- Whitsett Historic District
- U.S. National Register of Historic Places
- U.S. Historic district
- Location: Jct. NC 61 and NC 3064, Whitsett, North Carolina
- Coordinates: 36°12′25″N 79°54′21″W﻿ / ﻿36.20694°N 79.90583°W
- Area: 65 acres (26 ha)
- Built: 1919
- Architectural style: Colonial Revival, Queen Anne, et al.
- NRHP reference No.: 99000532
- Added to NRHP: May 5, 1999

= Whitsett Historic District (Whitsett, North Carolina) =

Historic district in North Carolina, United States

Whitsett Historic District is a national historic district located at Whitsett, Guilford County, North Carolina. The district encompasses 38 contributing buildings, 1 contributing site, and 5 contributing structures in the crossroads village of Whitsett. The contributing resources were built between 1894 and 1921, and developed around the Whitsett Institute, that operated from 1884 to 1919. Located in the district and separately listed is Holly Gate.
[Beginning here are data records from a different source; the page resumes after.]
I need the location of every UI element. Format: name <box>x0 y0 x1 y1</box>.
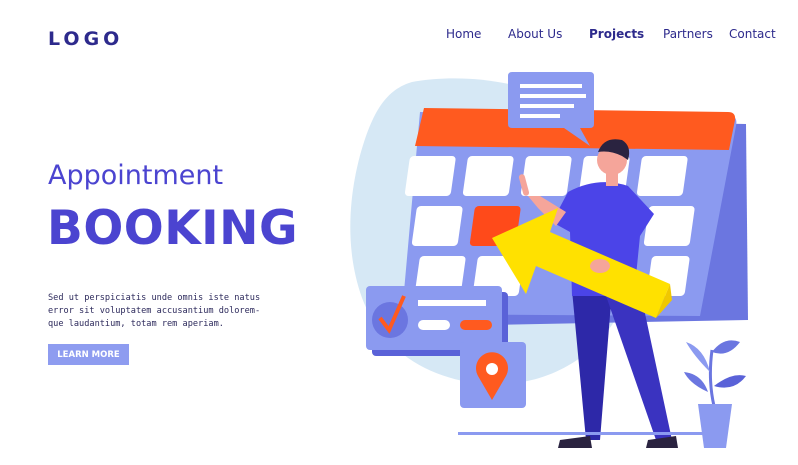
location-pin-icon <box>460 342 526 408</box>
floor-line <box>458 432 708 435</box>
booking-illustration <box>350 72 748 448</box>
plant-icon <box>684 340 746 448</box>
person-hand <box>590 259 610 273</box>
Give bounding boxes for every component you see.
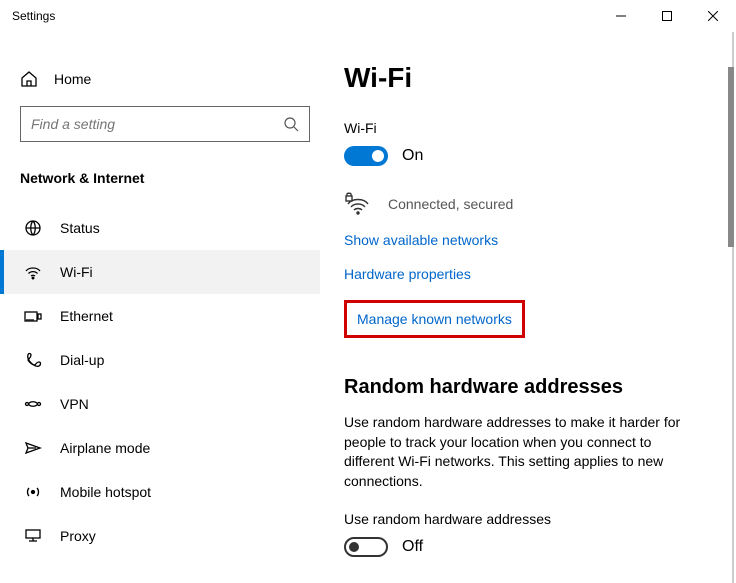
hotspot-icon <box>24 483 42 501</box>
highlighted-link-box: Manage known networks <box>344 300 525 338</box>
random-toggle-label: Use random hardware addresses <box>344 511 736 527</box>
manage-known-networks-link[interactable]: Manage known networks <box>357 311 512 327</box>
random-toggle-state: Off <box>402 538 423 556</box>
minimize-button[interactable] <box>598 0 644 32</box>
window-title: Settings <box>12 9 55 23</box>
sidebar-item-label: Airplane mode <box>60 440 150 456</box>
airplane-icon <box>24 439 42 457</box>
wifi-secured-icon <box>344 190 372 218</box>
close-button[interactable] <box>690 0 736 32</box>
main-content: Wi-Fi Wi-Fi On Connected, secured Show a… <box>320 32 736 583</box>
sidebar-item-vpn[interactable]: VPN <box>0 382 320 426</box>
sidebar-item-label: Mobile hotspot <box>60 484 151 500</box>
vpn-icon <box>24 395 42 413</box>
random-description: Use random hardware addresses to make it… <box>344 413 684 491</box>
proxy-icon <box>24 527 42 545</box>
sidebar-item-label: Status <box>60 220 100 236</box>
show-available-link[interactable]: Show available networks <box>344 232 736 248</box>
ethernet-icon <box>24 307 42 325</box>
search-box[interactable] <box>20 106 310 142</box>
wifi-toggle-label: On <box>402 147 423 165</box>
maximize-button[interactable] <box>644 0 690 32</box>
wifi-label: Wi-Fi <box>344 120 736 136</box>
random-toggle[interactable] <box>344 537 388 557</box>
sidebar-item-label: Proxy <box>60 528 96 544</box>
sidebar-item-status[interactable]: Status <box>0 206 320 250</box>
dialup-icon <box>24 351 42 369</box>
window-controls <box>598 0 736 32</box>
titlebar: Settings <box>0 0 736 32</box>
status-icon <box>24 219 42 237</box>
hardware-properties-link[interactable]: Hardware properties <box>344 266 736 282</box>
home-label: Home <box>54 71 91 87</box>
search-input[interactable] <box>31 116 283 132</box>
sidebar-item-airplane[interactable]: Airplane mode <box>0 426 320 470</box>
sidebar-item-wifi[interactable]: Wi-Fi <box>0 250 320 294</box>
scrollbar[interactable] <box>732 32 734 583</box>
home-icon <box>20 70 38 88</box>
sidebar-item-proxy[interactable]: Proxy <box>0 514 320 558</box>
random-heading: Random hardware addresses <box>344 376 736 399</box>
sidebar-item-dialup[interactable]: Dial-up <box>0 338 320 382</box>
sidebar-item-ethernet[interactable]: Ethernet <box>0 294 320 338</box>
sidebar-item-label: VPN <box>60 396 89 412</box>
connection-status: Connected, secured <box>388 196 513 212</box>
sidebar-item-label: Wi-Fi <box>60 264 93 280</box>
sidebar-item-hotspot[interactable]: Mobile hotspot <box>0 470 320 514</box>
wifi-toggle[interactable] <box>344 146 388 166</box>
sidebar-item-label: Dial-up <box>60 352 104 368</box>
search-icon <box>283 116 299 132</box>
sidebar: Home Network & Internet Status <box>0 32 320 583</box>
wifi-icon <box>24 263 42 281</box>
home-link[interactable]: Home <box>10 62 320 96</box>
sidebar-item-label: Ethernet <box>60 308 113 324</box>
page-title: Wi-Fi <box>344 62 736 94</box>
sidebar-category: Network & Internet <box>10 160 320 206</box>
Other notable buildings include the Queen Anne / Colonial Revival style "The Oaks", the John Rankin House, the Captain Dick House, the Wimbish-Tayler House, the Jefferson Lamb Houses, the Swift-Wheeler House, and the 1894 Charles T. Mason House and Dormitory.

It was listed on the National Register of Historic Places in 1999.